Many cutting tools have helical flutes through which chips are evacuated after being cut from a workpiece. The flutes tend to clog, and tool cutting efficiency is thereby reduced if the chips are not adequately removed; if this problem is not treated over time it can eventually lead to tool failure. To the extent that heat is also generated while a workpiece is being cut and the formed chips are being evacuated, care must also be taken for cooling liquid (or cooling air) to be properly introduced into the flutes.
The evacuation of chips is often complicated by even more significant heat generation. Particularly, when the flutes are partially or completely clogged, many chips often do not end up being exposed to the cooling liquid, thereby resulting in high friction and very high chip temperatures; as such, the extra heat generated thereby is transferred to the cutting surfaces. Accordingly, thermal cracking is liable to develop at the cutting edges, along with other types of wear deriving from excessive temperature variations caused by intermittent machining and an unreliable (e.g., fluctuating) supply of cooling liquid.

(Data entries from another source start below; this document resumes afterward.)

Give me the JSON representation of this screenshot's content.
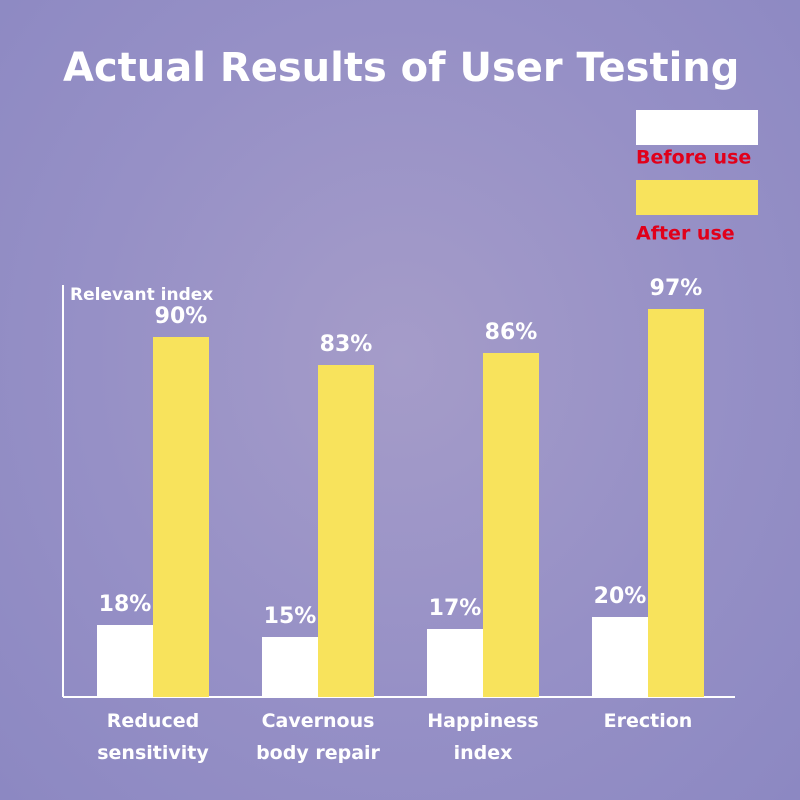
{
  "chart_data": {
    "type": "bar",
    "title": "Actual Results of User Testing",
    "y_label": "Relevant index",
    "categories": [
      "Reduced\nsensitivity",
      "Cavernous\nbody repair",
      "Happiness index",
      "Erection"
    ],
    "series": [
      {
        "name": "Before use",
        "color": "#ffffff",
        "values": [
          18,
          15,
          17,
          20
        ],
        "value_labels": [
          "18%",
          "15%",
          "17%",
          "20%"
        ]
      },
      {
        "name": "After use",
        "color": "#f8e35c",
        "values": [
          90,
          83,
          86,
          97
        ],
        "value_labels": [
          "90%",
          "83%",
          "86%",
          "97%"
        ]
      }
    ],
    "ylim": [
      0,
      100
    ],
    "legend": "top-right",
    "legend_text_color": "#e1001a"
  }
}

Based at least on the foregoing, it is recognized that it would be desirable to provide a structure within the flutes themselves that could help significantly reduce the thermal load to which cutting edges and flute surfaces are exposed.
U.S. Pat. No. 5,509,761 discloses a drill having a plurality of grooves that extend in the chip-discharging direction and are formed in an inner surface portion of each chip-discharging flute. This ensures a smoother discharge of chips by reducing the area of contact between the inner surface portion and the chips flowing therealong; consequently, this reduces the friction acting between such elements.
However, U.S. Pat. No. 5,509,761 is not instructive for treating problems encountered in end mills or other cutting tools that are involved in peripheral cutting operations; there, the peripheral cutting edge of the flutes is instrumental in chip formation as well as being involved in end face cutting operations, while a drill bit (e.g., as in U.S. Pat. No. 5,509,761) participates in an end cutting operation only at its point angle.
Thus, the flutes of U.S. Pat. No. 5,509,761 are used only for chip evacuation and are not exposed to cutting-derived friction.
In connection with the above, it can be noted that the grooves in U.S. Pat. No. 5,509,761 would be highly incapable of significantly dissipating any heat generated by a tool during a cutting operation or from chips being evacuated; this would hold true even if cooling liquid were present. Thus, while the noted grooves may be intended to reduce friction during the discharge of chips, they are not at all configured for promoting heat dissipation. Additional drawbacks that would be encountered in that regard include, but are not limited to: weakening of the flute, to the extent that the grooves are positioned throughout the flute inner surface; and a prospective negligible dwelling time of cooling liquid within a groove, wherein any potential cooling ability is significantly diminished based on a relatively rapid flow of cooling liquid through the continuous and elongated grooves.